Dr. Neal Lester reflects on being honored with the 2022 ASU MLK Faculty Servant-Leadership Award
Longtime ASU Humanities professor, Dr. Neal Lester was honored with the ASU Martin Luther King Jr. Faculty Servant-Leadership Award last year. On Martin Luther King Jr. Day, he joined Ted to reflect on this honor.
“As the inaugural recipient, it was… both satisfying but also challenging because, to live up to that kind of iconic imagery, and what that life and legacy stood for, was quite humbling,” Lester said.
He says that the award is a continual reminder that he “has work to do even though I have accomplished some things that people think is important.” Dr. King was focused on humanity, justice, equity, and equality.
Lester asserts that we must recognize the differences in humanity. He says that many people do not acknowledge the differences and adopt a “we-are-the-world” viewpoint. He believes this worldview to be common because it is easy.
“It’s vanilla, and it’s easy to digest when we don’t have to look at difference,” Lester said. “In order to not see difference, we have to pretend that, because most of use do see difference… it’s what we attach to difference that becomes problematic.”
In the beginning Dr.
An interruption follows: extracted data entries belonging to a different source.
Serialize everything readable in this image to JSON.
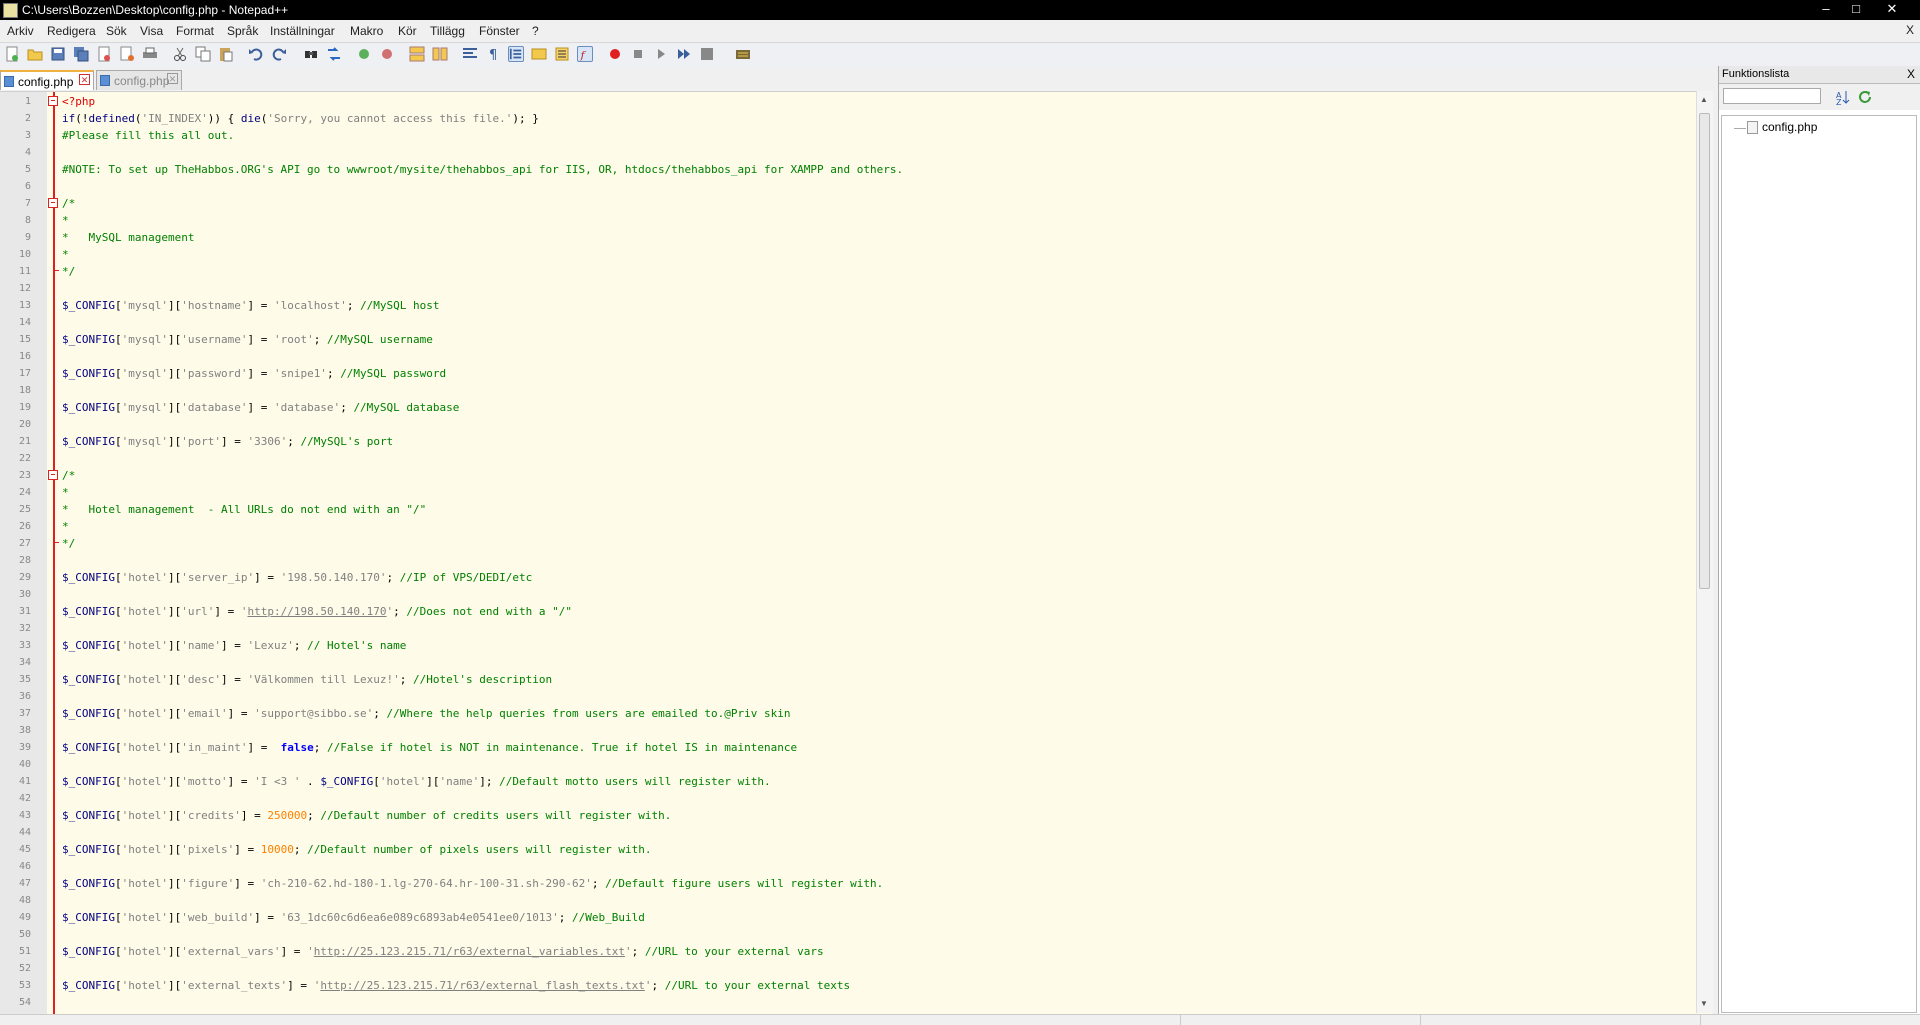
{
  "window": {
    "title": "C:\\Users\\Bozzen\\Desktop\\config.php - Notepad++",
    "minimize": "–",
    "maximize": "□",
    "close": "✕"
  },
  "menu": {
    "items": [
      "Arkiv",
      "Redigera",
      "Sök",
      "Visa",
      "Format",
      "Språk",
      "Inställningar",
      "Makro",
      "Kör",
      "Tillägg",
      "Fönster",
      "?"
    ],
    "close_doc": "X"
  },
  "toolbar": {
    "icons": [
      "new-file-icon",
      "open-file-icon",
      "save-icon",
      "save-all-icon",
      "close-icon",
      "close-all-icon",
      "print-icon",
      "cut-icon",
      "copy-icon",
      "paste-icon",
      "undo-icon",
      "redo-icon",
      "find-icon",
      "replace-icon",
      "zoom-in-icon",
      "zoom-out-icon",
      "sync-vertical-icon",
      "sync-horizontal-icon",
      "word-wrap-icon",
      "show-all-chars-icon",
      "indent-guide-icon",
      "user-language-icon",
      "doc-map-icon",
      "function-list-icon",
      "folder-workspace-icon",
      "record-macro-icon",
      "stop-macro-icon",
      "play-macro-icon",
      "run-macro-multiple-icon",
      "save-macro-icon",
      "shortcut-mapper-icon"
    ]
  },
  "tabs": [
    {
      "label": "config.php",
      "active": true
    },
    {
      "label": "config.php",
      "active": false
    }
  ],
  "editor": {
    "lines": [
      [
        [
          "tag",
          "<?php"
        ]
      ],
      [
        [
          "kw2",
          "if"
        ],
        [
          "txt",
          "(!"
        ],
        [
          "fn",
          "defined"
        ],
        [
          "txt",
          "("
        ],
        [
          "str",
          "'IN_INDEX'"
        ],
        [
          "txt",
          ")) { "
        ],
        [
          "fn",
          "die"
        ],
        [
          "txt",
          "("
        ],
        [
          "str",
          "'Sorry, you cannot access this file.'"
        ],
        [
          "txt",
          "); }"
        ]
      ],
      [
        [
          "cmt",
          "#Please fill this all out."
        ]
      ],
      [],
      [
        [
          "cmt",
          "#NOTE: To set up TheHabbos.ORG's API go to wwwroot/mysite/thehabbos_api for IIS, OR, htdocs/thehabbos_api for XAMPP and others."
        ]
      ],
      [],
      [
        [
          "cmt",
          "/*"
        ]
      ],
      [
        [
          "cmt",
          "*"
        ]
      ],
      [
        [
          "cmt",
          "*   MySQL management"
        ]
      ],
      [
        [
          "cmt",
          "*"
        ]
      ],
      [
        [
          "cmt",
          "*/"
        ]
      ],
      [],
      [
        [
          "var",
          "$_CONFIG"
        ],
        [
          "txt",
          "["
        ],
        [
          "str",
          "'mysql'"
        ],
        [
          "txt",
          "]["
        ],
        [
          "str",
          "'hostname'"
        ],
        [
          "txt",
          "] = "
        ],
        [
          "str",
          "'localhost'"
        ],
        [
          "txt",
          "; "
        ],
        [
          "cmt",
          "//MySQL host"
        ]
      ],
      [],
      [
        [
          "var",
          "$_CONFIG"
        ],
        [
          "txt",
          "["
        ],
        [
          "str",
          "'mysql'"
        ],
        [
          "txt",
          "]["
        ],
        [
          "str",
          "'username'"
        ],
        [
          "txt",
          "] = "
        ],
        [
          "str",
          "'root'"
        ],
        [
          "txt",
          "; "
        ],
        [
          "cmt",
          "//MySQL username"
        ]
      ],
      [],
      [
        [
          "var",
          "$_CONFIG"
        ],
        [
          "txt",
          "["
        ],
        [
          "str",
          "'mysql'"
        ],
        [
          "txt",
          "]["
        ],
        [
          "str",
          "'password'"
        ],
        [
          "txt",
          "] = "
        ],
        [
          "str",
          "'snipe1'"
        ],
        [
          "txt",
          "; "
        ],
        [
          "cmt",
          "//MySQL password"
        ]
      ],
      [],
      [
        [
          "var",
          "$_CONFIG"
        ],
        [
          "txt",
          "["
        ],
        [
          "str",
          "'mysql'"
        ],
        [
          "txt",
          "]["
        ],
        [
          "str",
          "'database'"
        ],
        [
          "txt",
          "] = "
        ],
        [
          "str",
          "'database'"
        ],
        [
          "txt",
          "; "
        ],
        [
          "cmt",
          "//MySQL database"
        ]
      ],
      [],
      [
        [
          "var",
          "$_CONFIG"
        ],
        [
          "txt",
          "["
        ],
        [
          "str",
          "'mysql'"
        ],
        [
          "txt",
          "]["
        ],
        [
          "str",
          "'port'"
        ],
        [
          "txt",
          "] = "
        ],
        [
          "str",
          "'3306'"
        ],
        [
          "txt",
          "; "
        ],
        [
          "cmt",
          "//MySQL's port"
        ]
      ],
      [],
      [
        [
          "cmt",
          "/*"
        ]
      ],
      [
        [
          "cmt",
          "*"
        ]
      ],
      [
        [
          "cmt",
          "*   Hotel management  - All URLs do not end with an \"/\""
        ]
      ],
      [
        [
          "cmt",
          "*"
        ]
      ],
      [
        [
          "cmt",
          "*/"
        ]
      ],
      [],
      [
        [
          "var",
          "$_CONFIG"
        ],
        [
          "txt",
          "["
        ],
        [
          "str",
          "'hotel'"
        ],
        [
          "txt",
          "]["
        ],
        [
          "str",
          "'server_ip'"
        ],
        [
          "txt",
          "] = "
        ],
        [
          "str",
          "'198.50.140.170'"
        ],
        [
          "txt",
          "; "
        ],
        [
          "cmt",
          "//IP of VPS/DEDI/etc"
        ]
      ],
      [],
      [
        [
          "var",
          "$_CONFIG"
        ],
        [
          "txt",
          "["
        ],
        [
          "str",
          "'hotel'"
        ],
        [
          "txt",
          "]["
        ],
        [
          "str",
          "'url'"
        ],
        [
          "txt",
          "] = "
        ],
        [
          "str",
          "'"
        ],
        [
          "url",
          "http://198.50.140.170"
        ],
        [
          "str",
          "'"
        ],
        [
          "txt",
          "; "
        ],
        [
          "cmt",
          "//Does not end with a \"/\""
        ]
      ],
      [],
      [
        [
          "var",
          "$_CONFIG"
        ],
        [
          "txt",
          "["
        ],
        [
          "str",
          "'hotel'"
        ],
        [
          "txt",
          "]["
        ],
        [
          "str",
          "'name'"
        ],
        [
          "txt",
          "] = "
        ],
        [
          "str",
          "'Lexuz'"
        ],
        [
          "txt",
          "; "
        ],
        [
          "cmt",
          "// Hotel's name"
        ]
      ],
      [],
      [
        [
          "var",
          "$_CONFIG"
        ],
        [
          "txt",
          "["
        ],
        [
          "str",
          "'hotel'"
        ],
        [
          "txt",
          "]["
        ],
        [
          "str",
          "'desc'"
        ],
        [
          "txt",
          "] = "
        ],
        [
          "str",
          "'Välkommen till Lexuz!'"
        ],
        [
          "txt",
          "; "
        ],
        [
          "cmt",
          "//Hotel's description"
        ]
      ],
      [],
      [
        [
          "var",
          "$_CONFIG"
        ],
        [
          "txt",
          "["
        ],
        [
          "str",
          "'hotel'"
        ],
        [
          "txt",
          "]["
        ],
        [
          "str",
          "'email'"
        ],
        [
          "txt",
          "] = "
        ],
        [
          "str",
          "'support@sibbo.se'"
        ],
        [
          "txt",
          "; "
        ],
        [
          "cmt",
          "//Where the help queries from users are emailed to.@Priv skin"
        ]
      ],
      [],
      [
        [
          "var",
          "$_CONFIG"
        ],
        [
          "txt",
          "["
        ],
        [
          "str",
          "'hotel'"
        ],
        [
          "txt",
          "]["
        ],
        [
          "str",
          "'in_maint'"
        ],
        [
          "txt",
          "] =  "
        ],
        [
          "kw",
          "false"
        ],
        [
          "txt",
          "; "
        ],
        [
          "cmt",
          "//False if hotel is NOT in maintenance. True if hotel IS in maintenance"
        ]
      ],
      [],
      [
        [
          "var",
          "$_CONFIG"
        ],
        [
          "txt",
          "["
        ],
        [
          "str",
          "'hotel'"
        ],
        [
          "txt",
          "]["
        ],
        [
          "str",
          "'motto'"
        ],
        [
          "txt",
          "] = "
        ],
        [
          "str",
          "'I <3 '"
        ],
        [
          "txt",
          " . "
        ],
        [
          "var",
          "$_CONFIG"
        ],
        [
          "txt",
          "["
        ],
        [
          "str",
          "'hotel'"
        ],
        [
          "txt",
          "]["
        ],
        [
          "str",
          "'name'"
        ],
        [
          "txt",
          "]; "
        ],
        [
          "cmt",
          "//Default motto users will register with."
        ]
      ],
      [],
      [
        [
          "var",
          "$_CONFIG"
        ],
        [
          "txt",
          "["
        ],
        [
          "str",
          "'hotel'"
        ],
        [
          "txt",
          "]["
        ],
        [
          "str",
          "'credits'"
        ],
        [
          "txt",
          "] = "
        ],
        [
          "num",
          "250000"
        ],
        [
          "txt",
          "; "
        ],
        [
          "cmt",
          "//Default number of credits users will register with."
        ]
      ],
      [],
      [
        [
          "var",
          "$_CONFIG"
        ],
        [
          "txt",
          "["
        ],
        [
          "str",
          "'hotel'"
        ],
        [
          "txt",
          "]["
        ],
        [
          "str",
          "'pixels'"
        ],
        [
          "txt",
          "] = "
        ],
        [
          "num",
          "10000"
        ],
        [
          "txt",
          "; "
        ],
        [
          "cmt",
          "//Default number of pixels users will register with."
        ]
      ],
      [],
      [
        [
          "var",
          "$_CONFIG"
        ],
        [
          "txt",
          "["
        ],
        [
          "str",
          "'hotel'"
        ],
        [
          "txt",
          "]["
        ],
        [
          "str",
          "'figure'"
        ],
        [
          "txt",
          "] = "
        ],
        [
          "str",
          "'ch-210-62.hd-180-1.lg-270-64.hr-100-31.sh-290-62'"
        ],
        [
          "txt",
          "; "
        ],
        [
          "cmt",
          "//Default figure users will register with."
        ]
      ],
      [],
      [
        [
          "var",
          "$_CONFIG"
        ],
        [
          "txt",
          "["
        ],
        [
          "str",
          "'hotel'"
        ],
        [
          "txt",
          "]["
        ],
        [
          "str",
          "'web_build'"
        ],
        [
          "txt",
          "] = "
        ],
        [
          "str",
          "'63_1dc60c6d6ea6e089c6893ab4e0541ee0/1013'"
        ],
        [
          "txt",
          "; "
        ],
        [
          "cmt",
          "//Web_Build"
        ]
      ],
      [],
      [
        [
          "var",
          "$_CONFIG"
        ],
        [
          "txt",
          "["
        ],
        [
          "str",
          "'hotel'"
        ],
        [
          "txt",
          "]["
        ],
        [
          "str",
          "'external_vars'"
        ],
        [
          "txt",
          "] = "
        ],
        [
          "str",
          "'"
        ],
        [
          "url",
          "http://25.123.215.71/r63/external_variables.txt"
        ],
        [
          "str",
          "'"
        ],
        [
          "txt",
          "; "
        ],
        [
          "cmt",
          "//URL to your external vars"
        ]
      ],
      [],
      [
        [
          "var",
          "$_CONFIG"
        ],
        [
          "txt",
          "["
        ],
        [
          "str",
          "'hotel'"
        ],
        [
          "txt",
          "]["
        ],
        [
          "str",
          "'external_texts'"
        ],
        [
          "txt",
          "] = "
        ],
        [
          "str",
          "'"
        ],
        [
          "url",
          "http://25.123.215.71/r63/external_flash_texts.txt"
        ],
        [
          "str",
          "'"
        ],
        [
          "txt",
          "; "
        ],
        [
          "cmt",
          "//URL to your external texts"
        ]
      ],
      []
    ]
  },
  "function_list": {
    "title": "Funktionslista",
    "close": "X",
    "search_value": "",
    "tree_item": "config.php"
  }
}
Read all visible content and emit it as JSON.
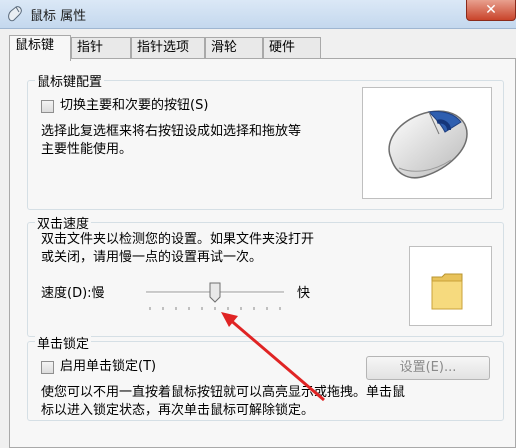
{
  "window": {
    "title": "鼠标 属性",
    "close_label": "✕"
  },
  "tabs": [
    {
      "label": "鼠标键",
      "active": true
    },
    {
      "label": "指针",
      "active": false
    },
    {
      "label": "指针选项",
      "active": false
    },
    {
      "label": "滑轮",
      "active": false
    },
    {
      "label": "硬件",
      "active": false
    }
  ],
  "button_config": {
    "group_title": "鼠标键配置",
    "checkbox_label": "切换主要和次要的按钮(S)",
    "checked": false,
    "description_lines": [
      "选择此复选框来将右按钮设成如选择和拖放等",
      "主要性能使用。"
    ]
  },
  "double_click": {
    "group_title": "双击速度",
    "description_lines": [
      "双击文件夹以检测您的设置。如果文件夹没打开",
      "或关闭，请用慢一点的设置再试一次。"
    ],
    "speed_label": "速度(D):慢",
    "fast_label": "快",
    "slider_value": 0.5,
    "slider_ticks": 11
  },
  "click_lock": {
    "group_title": "单击锁定",
    "checkbox_label": "启用单击锁定(T)",
    "checked": false,
    "settings_button": "设置(E)...",
    "description_lines": [
      "使您可以不用一直按着鼠标按钮就可以高亮显示或拖拽。单击鼠",
      "标以进入锁定状态，再次单击鼠标可解除锁定。"
    ]
  },
  "annotation": {
    "arrow_color": "#e02424"
  }
}
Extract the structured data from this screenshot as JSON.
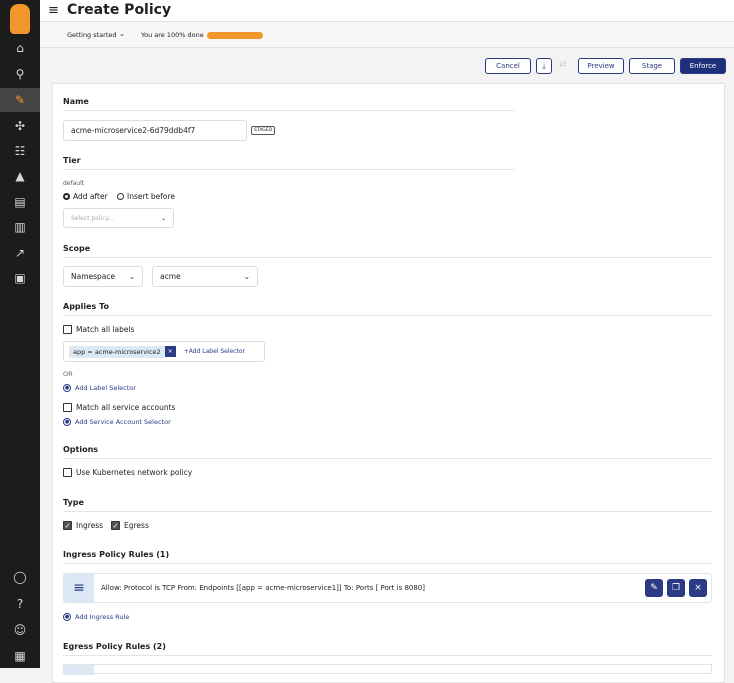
{
  "header": {
    "title": "Create Policy"
  },
  "subheader": {
    "getting_started": "Getting started",
    "progress_text": "You are 100% done",
    "progress": 1.0,
    "progress_color": "#f0962a"
  },
  "toolbar": {
    "cancel": "Cancel",
    "preview": "Preview",
    "stage": "Stage",
    "enforce": "Enforce"
  },
  "name": {
    "label": "Name",
    "value": "acme-microservice2-6d79ddb4f7",
    "badge": "STAGED"
  },
  "tier": {
    "label": "Tier",
    "value": "default",
    "add_after": "Add after",
    "insert_before": "Insert before",
    "select_placeholder": "Select policy..."
  },
  "scope": {
    "label": "Scope",
    "type": "Namespace",
    "namespace": "acme"
  },
  "applies_to": {
    "label": "Applies To",
    "match_all_labels": "Match all labels",
    "label_chip": "app = acme-microservice2",
    "add_label_inline": "+Add Label Selector",
    "or": "OR",
    "add_label_selector": "Add Label Selector",
    "match_all_sa": "Match all service accounts",
    "add_sa_selector": "Add Service Account Selector"
  },
  "options": {
    "label": "Options",
    "use_k8s": "Use Kubernetes network policy"
  },
  "type": {
    "label": "Type",
    "ingress": "Ingress",
    "egress": "Egress"
  },
  "ingress": {
    "label": "Ingress Policy Rules (1)",
    "rule": "Allow:  Protocol is TCP   From:  Endpoints [[app = acme-microservice1]]   To:  Ports [ Port is 8080]",
    "add": "Add Ingress Rule"
  },
  "egress": {
    "label": "Egress Policy Rules (2)"
  }
}
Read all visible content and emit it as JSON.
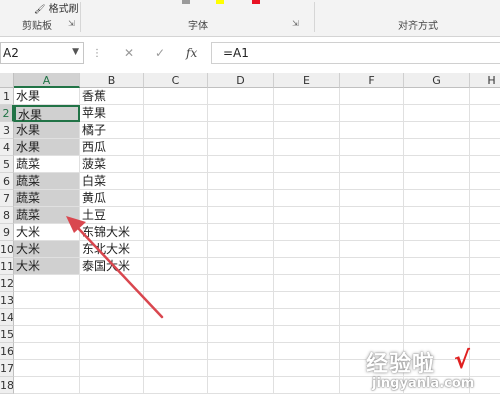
{
  "ribbon": {
    "format_painter_label": "格式刷",
    "groups": [
      {
        "name": "clipboard",
        "label": "剪贴板"
      },
      {
        "name": "font",
        "label": "字体"
      },
      {
        "name": "alignment",
        "label": "对齐方式"
      }
    ],
    "font_color_swatch": "#e81123",
    "highlight_color_swatch": "#ffff00"
  },
  "formula_bar": {
    "name_box_value": "A2",
    "formula_value": "=A1",
    "fx_label": "fx",
    "cancel_glyph": "✕",
    "enter_glyph": "✓"
  },
  "sheet": {
    "columns": [
      "A",
      "B",
      "C",
      "D",
      "E",
      "F",
      "G",
      "H"
    ],
    "selected_column": "A",
    "row_numbers": [
      "1",
      "2",
      "3",
      "4",
      "5",
      "6",
      "7",
      "8",
      "9",
      "10",
      "11",
      "12",
      "13",
      "14",
      "15",
      "16",
      "17",
      "18"
    ],
    "active_cell": "A2",
    "accent_color": "#217346",
    "shade_color": "#d0d0d0",
    "rows": [
      {
        "a": "水果",
        "b": "香蕉"
      },
      {
        "a": "水果",
        "b": "苹果"
      },
      {
        "a": "水果",
        "b": "橘子"
      },
      {
        "a": "水果",
        "b": "西瓜"
      },
      {
        "a": "蔬菜",
        "b": "菠菜"
      },
      {
        "a": "蔬菜",
        "b": "白菜"
      },
      {
        "a": "蔬菜",
        "b": "黄瓜"
      },
      {
        "a": "蔬菜",
        "b": "土豆"
      },
      {
        "a": "大米",
        "b": "东锦大米"
      },
      {
        "a": "大米",
        "b": "东北大米"
      },
      {
        "a": "大米",
        "b": "泰国大米"
      }
    ],
    "shaded_rows_col_a": [
      "2",
      "3",
      "4",
      "6",
      "7",
      "8",
      "10",
      "11"
    ]
  },
  "annotation": {
    "color": "#d9474f"
  },
  "watermark": {
    "line1": "经验啦",
    "mark": "√",
    "line2": "jingyanla.com"
  }
}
King’s iconic “I Have a Dream” speech, he acknowledged differences including skin color and socio-economic status. In his speech “The Other America,” Dr. King talked about differences in privilege and opportunity.
Lester believes that Dr. King’s legacy had intersectional impacts on all parts of humanity including, religion, politics and civil rights.
“If we consider that holistically, I think we get really what Dr. King’s legacy and work were all about, which about is oneness of humanity,” said Lester.